POUVEZ-VOUS REFUSER DE TRAVAILLER LE DIMANCHE ?
« Le principe reste que l’employeur ne peut pas imposer à un salarié de travailler le dimanche, indique Vincent Lecourt. Il faut qu’il obtienne son accord. » Mais si la possibilité de travailler le dimanche est inscrite dans le contrat de travail, il devient compliqué de refuser... Il en va autrement dans le cadre des dérogations liées à la zone d’implantation et des « dimanches du maire ». Là, le salarié doit être volontaire et peut revenir sur son volontariat quand il le souhaite. En pratique, souligne Céline Carlen, secrétaire générale de l’union syndicale CGT du commerce et des services de Paris, « les accords de mise en place du travail dominical sont rédigés de telle sorte que le changement est rarement appliqué immédiatement, sous couvert de contraintes d’organisation de l’entreprise ».
QUE RISQUEZ-VOUS ?
En soi, le refus ne peut pas être un motif de sanction ou de licenciement pour faute, a fortiori là où le principe du volontariat est de mise. « Cela renvoie à l’affaire du magasin Cora où deux salariées ont été licenciées pour faute grave pour avoir refusé de travailler le dimanche. Le motif n’était pas valable », commente Vincent Lecourt. Éventuellement, l’employeur pourrait invoquer un motif économique. « À condition qu’il démontre qu’il n’avait pas d’autres solutions que d’imposer le travail dominical au salarié concerné », préciset-il. Dans l’affaire Cora, le refus de ces deux employées n’a pas empêché le magasin de fonctionner.

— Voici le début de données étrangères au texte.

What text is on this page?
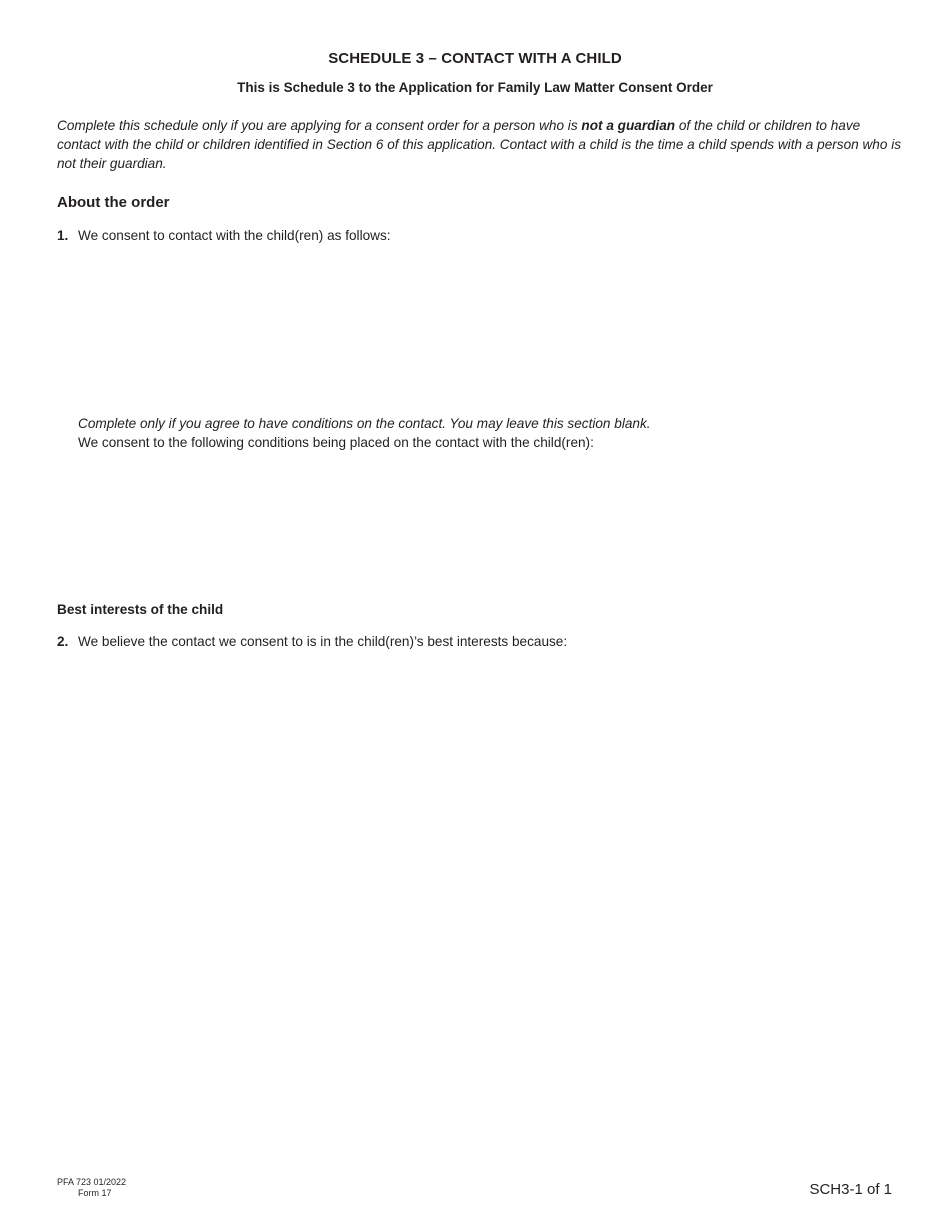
SCHEDULE 3 – CONTACT WITH A CHILD
This is Schedule 3 to the Application for Family Law Matter Consent Order
Complete this schedule only if you are applying for a consent order for a person who is not a guardian of the child or children to have contact with the child or children identified in Section 6 of this application. Contact with a child is the time a child spends with a person who is not their guardian.
About the order
1. We consent to contact with the child(ren) as follows:
Complete only if you agree to have conditions on the contact. You may leave this section blank.
We consent to the following conditions being placed on the contact with the child(ren):
Best interests of the child
2. We believe the contact we consent to is in the child(ren)’s best interests because:
PFA 723 01/2022
Form 17	SCH3-1 of 1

DES RAISONS FAMILIALES OU DE SANTÉ SONT-ELLES VALABLES POUR DIRE NON ?
Ce ne sont pas des motifs opposables à l’employeur. Toutefois, au cas par cas, des arguments peuvent être avancés.
« On pourrait imaginer que dans certains commerces l’affluence soit plus forte les
samedis et dimanches, et que donc le travail soit plus pénible pour un salarié fragile », dit Vincent Lecourt. De même, le travail dominical peut avoir un impact négatif sur la vie familiale, au point de constituer un risque psychosocial pour l’employé. « Dans tous les cas, seul le médecin du travail peut imposer à l’employeur
un aménagement des horaires », insiste-il. À noter : il est préférable de signaler ses difficultés à l’employeur par écrit. Soit il les prendra en compte pour tenter de trouver une solution. Soit, en cas de contentieux devant la justice, cet écrit sera le gage de votre bonne foi dans l’exécution du contrat de travail. LE SALAIRE SERA-T-IL MAJORÉ LE DIMANCHE ?

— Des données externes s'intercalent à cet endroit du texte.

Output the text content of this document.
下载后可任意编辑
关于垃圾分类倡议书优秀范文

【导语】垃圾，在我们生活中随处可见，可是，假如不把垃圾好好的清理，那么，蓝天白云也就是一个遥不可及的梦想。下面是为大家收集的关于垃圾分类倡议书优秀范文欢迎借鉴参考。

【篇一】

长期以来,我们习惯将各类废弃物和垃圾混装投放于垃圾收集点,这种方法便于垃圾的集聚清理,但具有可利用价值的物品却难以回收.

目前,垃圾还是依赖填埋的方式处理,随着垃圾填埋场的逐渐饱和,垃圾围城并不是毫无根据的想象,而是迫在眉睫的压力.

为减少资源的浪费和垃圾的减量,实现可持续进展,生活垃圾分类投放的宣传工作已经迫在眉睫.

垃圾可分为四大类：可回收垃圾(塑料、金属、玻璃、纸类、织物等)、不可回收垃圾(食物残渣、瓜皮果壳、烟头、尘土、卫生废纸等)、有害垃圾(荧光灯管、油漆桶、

Contrairement aux idées reçues, le travail dominical ne donne pas systématiquement
lieu à des compensations. « Il y a presque autant de règles que de types de dérogations et d’accords de mise
en oeuvre », souligne Vincent Lecourt. Au regard de la loi, les dérogations permanentes de droit – qui font du travail dominical une norme – ne renvoient à aucune majoration de salaire, excepté dans les commerces de détail à dominante alimentaire de plus de 400 m2 (+ 30 %). Dans le cadre des « dimanches du maire », le salaire est majoré de 100 %. Dans celui des dérogations liées à l’implantation géographique, les compensations sont fixées par accord collectif. Il en va de même pour les entreprises industrielles mettant en place des équipes de suppléance, si ce n’est que, dans ce cas, la loi fixe une majoration minimale de 50 %.

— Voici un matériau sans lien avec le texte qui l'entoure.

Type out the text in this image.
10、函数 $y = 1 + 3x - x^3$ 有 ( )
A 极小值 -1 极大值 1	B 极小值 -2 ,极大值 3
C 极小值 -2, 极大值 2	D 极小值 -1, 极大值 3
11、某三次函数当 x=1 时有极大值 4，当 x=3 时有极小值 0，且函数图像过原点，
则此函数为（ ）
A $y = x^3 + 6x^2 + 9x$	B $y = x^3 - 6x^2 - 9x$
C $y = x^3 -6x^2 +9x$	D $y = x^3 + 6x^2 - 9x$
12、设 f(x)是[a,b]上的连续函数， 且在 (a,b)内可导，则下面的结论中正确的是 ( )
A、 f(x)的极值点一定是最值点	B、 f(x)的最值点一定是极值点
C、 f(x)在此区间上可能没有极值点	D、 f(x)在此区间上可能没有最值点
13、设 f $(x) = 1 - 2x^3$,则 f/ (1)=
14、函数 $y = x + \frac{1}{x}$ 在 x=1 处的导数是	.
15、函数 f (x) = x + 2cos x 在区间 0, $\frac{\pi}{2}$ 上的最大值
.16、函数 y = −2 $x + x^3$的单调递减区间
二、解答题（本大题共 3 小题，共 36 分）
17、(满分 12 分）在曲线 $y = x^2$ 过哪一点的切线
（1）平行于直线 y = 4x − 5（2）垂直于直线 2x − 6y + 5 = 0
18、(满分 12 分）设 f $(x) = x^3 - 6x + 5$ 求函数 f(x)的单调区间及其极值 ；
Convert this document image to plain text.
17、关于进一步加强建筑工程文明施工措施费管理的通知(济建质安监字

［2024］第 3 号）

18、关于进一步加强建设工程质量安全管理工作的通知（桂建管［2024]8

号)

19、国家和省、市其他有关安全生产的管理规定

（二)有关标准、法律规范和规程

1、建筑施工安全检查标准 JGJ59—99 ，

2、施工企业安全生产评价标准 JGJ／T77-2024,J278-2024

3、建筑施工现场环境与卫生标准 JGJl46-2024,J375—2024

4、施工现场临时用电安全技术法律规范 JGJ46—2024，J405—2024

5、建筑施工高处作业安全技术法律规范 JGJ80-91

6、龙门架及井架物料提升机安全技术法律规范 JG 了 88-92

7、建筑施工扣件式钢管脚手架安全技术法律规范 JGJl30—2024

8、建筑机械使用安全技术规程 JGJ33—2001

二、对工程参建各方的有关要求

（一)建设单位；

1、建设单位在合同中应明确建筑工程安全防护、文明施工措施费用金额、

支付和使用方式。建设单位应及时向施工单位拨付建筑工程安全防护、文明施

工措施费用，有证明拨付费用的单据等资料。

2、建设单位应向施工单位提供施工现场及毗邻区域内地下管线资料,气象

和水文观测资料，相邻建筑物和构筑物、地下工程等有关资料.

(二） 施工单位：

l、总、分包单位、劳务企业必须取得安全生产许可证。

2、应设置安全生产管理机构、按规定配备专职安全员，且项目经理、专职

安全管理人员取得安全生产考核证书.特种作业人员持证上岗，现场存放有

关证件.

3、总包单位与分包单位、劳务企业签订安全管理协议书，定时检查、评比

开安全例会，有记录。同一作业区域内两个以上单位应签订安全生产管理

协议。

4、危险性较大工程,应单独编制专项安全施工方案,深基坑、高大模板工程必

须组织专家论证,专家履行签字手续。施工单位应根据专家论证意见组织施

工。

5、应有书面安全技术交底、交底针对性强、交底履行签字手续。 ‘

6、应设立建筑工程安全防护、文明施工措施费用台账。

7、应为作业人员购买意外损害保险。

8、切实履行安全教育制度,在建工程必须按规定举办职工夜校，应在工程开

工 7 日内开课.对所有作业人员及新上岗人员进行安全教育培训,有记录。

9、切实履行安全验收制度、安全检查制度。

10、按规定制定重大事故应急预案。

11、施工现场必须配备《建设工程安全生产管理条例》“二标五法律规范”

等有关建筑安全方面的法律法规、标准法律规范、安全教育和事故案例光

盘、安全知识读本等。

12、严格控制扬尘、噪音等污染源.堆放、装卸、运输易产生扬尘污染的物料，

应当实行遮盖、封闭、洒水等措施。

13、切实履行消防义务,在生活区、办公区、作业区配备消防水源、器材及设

Quant à la compensation en repos, prévient Vincent Lecourt, si la loi évoque régulièrement la notion de repos compensateur égal au nombre d’heures travaillées le dimanche,
« il faut en réalité comprendre que les salariés concernés bénéficieront bien de leur repos hebdomadaire, mais un autre jour que le dimanche ». Sans quoi, il s’agirait d’heures supplémentaires.
LE TRAVAIL DOMINICAL PEUT-IL ÊTRE UN CRITÈRE D’EMBAUCHE ?
Oui. Si le fait de travailler le dimanche est inscrit dans la fiche de poste, s’y opposer ou ne pas être en mesure de s’y soumettre revient à risquer de ne pas être recruté. Néanmoins, là où la règle du volontariat s’impose à l’employeur, accepter le principe du travail dominical à l’embauche n’empêche pas d’y renoncer ultérieurement. « Il ne faut pas hésiter à demander, au cours de l’entretien, si le travail dominical est envisagé et quelles seraient ses conditions. Dans la mesure du possible, il est bien que les horaires de travail et, le cas échéant, le nombre de dimanches travaillés, soient inscrits dans le contrat de travail, poursuit Vincent Lecourt.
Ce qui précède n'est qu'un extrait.